Caspases are cysteine–aspartic proteases involved in the regulation of programmed cell death (apoptosis) and a number of other biological processes. Despite overall similarities in structure and active-site composition, caspases show striking selectivity for particular protein substrates. Exosites are emerging as one of the mechanisms by which caspases can recruit, engage, and orient these substrates for proper hydrolysis. Following computational analyses and database searches for candidate exosites, we utilized site-directed mutagenesis to identify a new exosite in caspase-6 at the hinge between the disordered N-terminal domain (NTD), residues 23–45, and core of the caspase-6 structure. We observed that substitutions of the tri-arginine patch Arg-42–Arg-44 or the R44K cancer-associated mutation in caspase-6 markedly alter its rates of protein substrate hydrolysis.

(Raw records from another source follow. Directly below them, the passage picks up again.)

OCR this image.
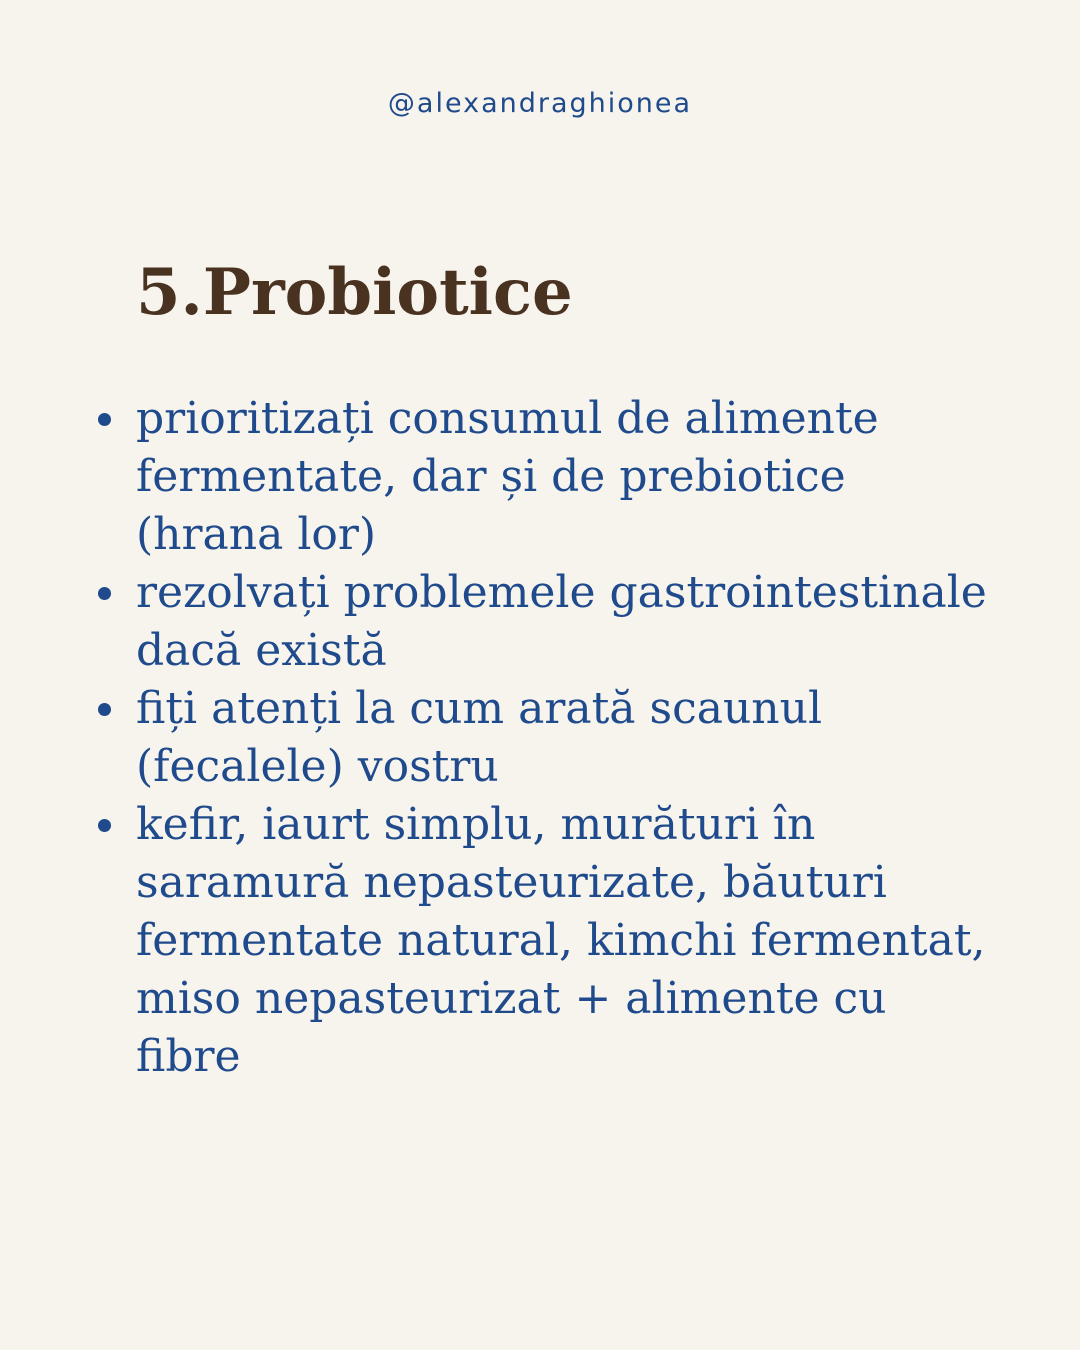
@alexandraghionea
5.Probiotice
prioritizați consumul de alimente fermentate, dar și de prebiotice (hrana lor)
rezolvați problemele gastrointestinale dacă există
fiți atenți la cum arată scaunul (fecalele) vostru
kefir, iaurt simplu, murături în saramură nepasteurizate, băuturi fermentate natural, kimchi fermentat, miso nepasteurizat + alimente cu fibre
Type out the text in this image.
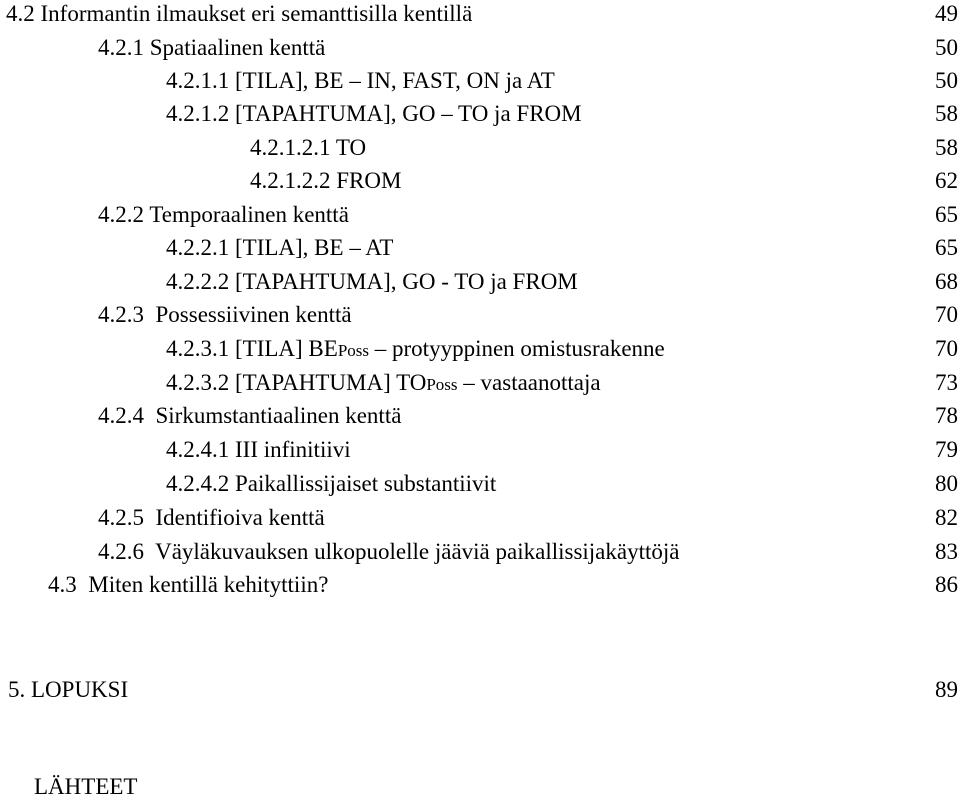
4.2 Informantin ilmaukset eri semanttisilla kentillä	49
4.2.1 Spatiaalinen kenttä	50
4.2.1.1 [TILA], BE – IN, FAST, ON ja AT	50
4.2.1.2 [TAPAHTUMA], GO – TO ja FROM	58
4.2.1.2.1 TO	58
4.2.1.2.2 FROM	62
4.2.2 Temporaalinen kenttä	65
4.2.2.1 [TILA], BE – AT	65
4.2.2.2 [TAPAHTUMA], GO - TO ja FROM	68
4.2.3 Possessiivinen kenttä	70
4.2.3.1 [TILA] BEPoss – protyyppinen omistusrakenne	70
4.2.3.2 [TAPAHTUMA] TOPoss – vastaanottaja	73
4.2.4 Sirkumstantiaalinen kenttä	78
4.2.4.1 III infinitiivi	79
4.2.4.2 Paikallissijaiset substantiivit	80
4.2.5 Identifioiva kenttä	82
4.2.6 Väyläkuvauksen ulkopuolelle jääviä paikallissijakäyttöjä	83
4.3 Miten kentillä kehityttiin?	86
5. LOPUKSI	89
LÄHTEET
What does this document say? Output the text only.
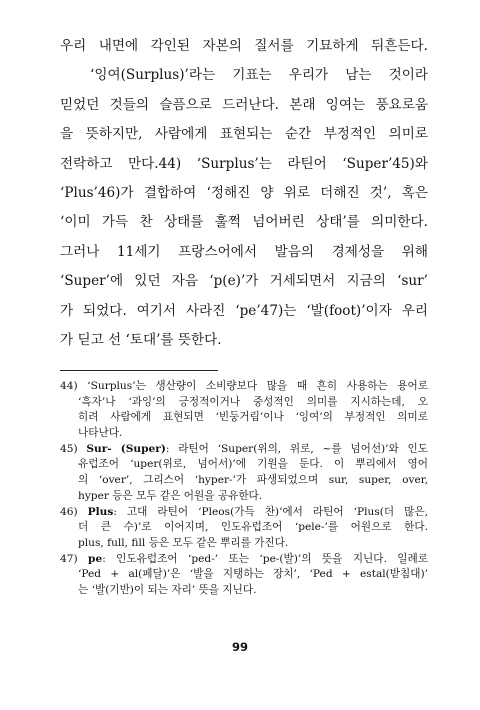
우리 내면에 각인된 자본의 질서를 기묘하게 뒤흔든다.
‘잉여(Surplus)’라는 기표는 우리가 남는 것이라
믿었던 것들의 슬픔으로 드러난다. 본래 잉여는 풍요로움
을 뜻하지만, 사람에게 표현되는 순간 부정적인 의미로
전락하고 만다.44) ‘Surplus’는 라틴어 ‘Super’45)와
‘Plus’46)가 결합하여 ‘정해진 양 위로 더해진 것’, 혹은
‘이미 가득 찬 상태를 훌쩍 넘어버린 상태’를 의미한다.
그러나 11세기 프랑스어에서 발음의 경제성을 위해
‘Super’에 있던 자음 ‘p(e)’가 거세되면서 지금의 ‘sur’
가 되었다. 여기서 사라진 ‘pe’47)는 ‘발(foot)’이자 우리
가 딛고 선 ‘토대’를 뜻한다.
44) ‘Surplus’는 생산량이 소비량보다 많을 때 흔히 사용하는 용어로
‘흑자’나 ‘과잉’의 긍정적이거나 중성적인 의미를 지시하는데, 오
히려 사람에게 표현되면 ‘빈둥거림’이나 ‘잉여’의 부정적인 의미로
나타난다.
45) Sur- (Super): 라틴어 ‘Super(위의, 위로, ~를 넘어선)’와 인도
유럽조어 ‘uper(위로, 넘어서)’에 기원을 둔다. 이 뿌리에서 영어
의 ‘over’, 그리스어 ‘hyper-’가 파생되었으며 sur, super, over,
hyper 등은 모두 같은 어원을 공유한다.
46) Plus: 고대 라틴어 ‘Pleos(가득 찬)’에서 라틴어 ‘Plus(더 많은,
더 큰 수)’로 이어지며, 인도유럽조어 ‘pele-’를 어원으로 한다.
plus, full, fill 등은 모두 같은 뿌리를 가진다.
47) pe: 인도유럽조어 ‘ped-’ 또는 ‘pe-(발)’의 뜻을 지닌다. 일례로
‘Ped + al(페달)’은 ‘발을 지탱하는 장치’, ‘Ped + estal(받침대)’
는 ‘발(기반)이 되는 자리’ 뜻을 지닌다.
99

Notably, turnover of protein substrates but not of short peptide substrates was affected by these exosite alterations, underscoring the importance of this region for protein substrate recruitment. Hydrogen–deuterium exchange MS–mediated interrogation of the intrinsic dynamics of these enzymes suggested the presence of a substrate-binding platform encompassed by the NTD and the 240's region (containing residues 236–246), which serves as a general exosite for caspase-6–specific substrate recruitment. In summary, we have identified an exosite on caspase-6 that is critical for protein substrate recognition and turnover and therefore highly relevant for diseases such as cancer in which caspase-6–mediated apoptosis is often disrupted, and in neurodegeneration in which caspase-6 plays a central role.